Agonist binding and affinity state transitions in reconstituted nicotinic acetylcholine receptors revealed by single and sequential mixing stopped-flow fluorescence spectroscopies.

The affinity state of nicotinic acetylcholine receptors (nAcChoRs) reconstituted into either dioleoylphosphatidylcholine (DOPC) or a mixture of dioleoylphosphatidylcholine, dioleoylphosphatidic acid, and cholesterol (DOPC/DOPA/cholesterol) has been determined using single and sequential mixing stopped-flow fluorescence spectroscopies. These techniques have millisecond temporal resolution, permitting low- and high-affinity conformational states of the nAcChoR to be resolved following mixing with the fluorescent partial agonist Dns-C6-Cho from their characteristic Dns-C6-Cho dissociation rates.
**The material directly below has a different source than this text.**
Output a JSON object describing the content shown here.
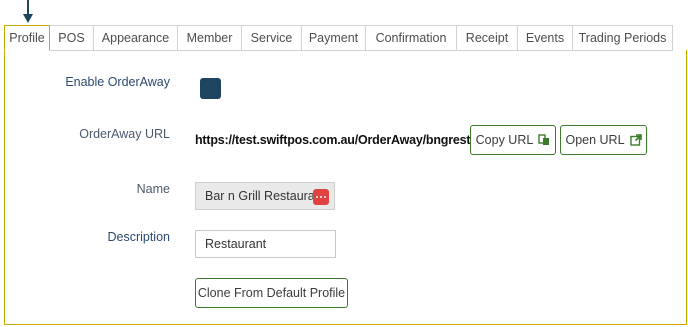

Our studies reveal that prior to agonist-induced affinity state conversion, nAcChoRs reconstituted into either DOPC or DOPC/DOPA/cholesterol are predominantly in a conformational state that has a low affinity for agonist. Prolonged exposure to Dns-C6-Cho converts nearly all DOPC/DOPA/cholesterol-reconstituted nAcChoRs to the high-affinity state. In contrast, Dns-C6-Cho converts only half of all DOPC-reconstituted nAcChoRs to the high-affinity state. The other half persists in a low-affinity state characterized by a Kd for Dns-C6-Cho of 0.61+/-0.07 microM. This Kd is similar to that previously reported for Dns-C6-Cho binding to low-affinity, resting-state nAcChoRs in native membranes. However, affinity state conversion of DOPC-reconstituted nAcChoRs may be facilitated by re-reconstituting them into bilayers composed of DOPC/DOPA/cholesterol. These results indicate that the lipid bilayer composition modulates nAcChoR agonist-induced affinity state transitions.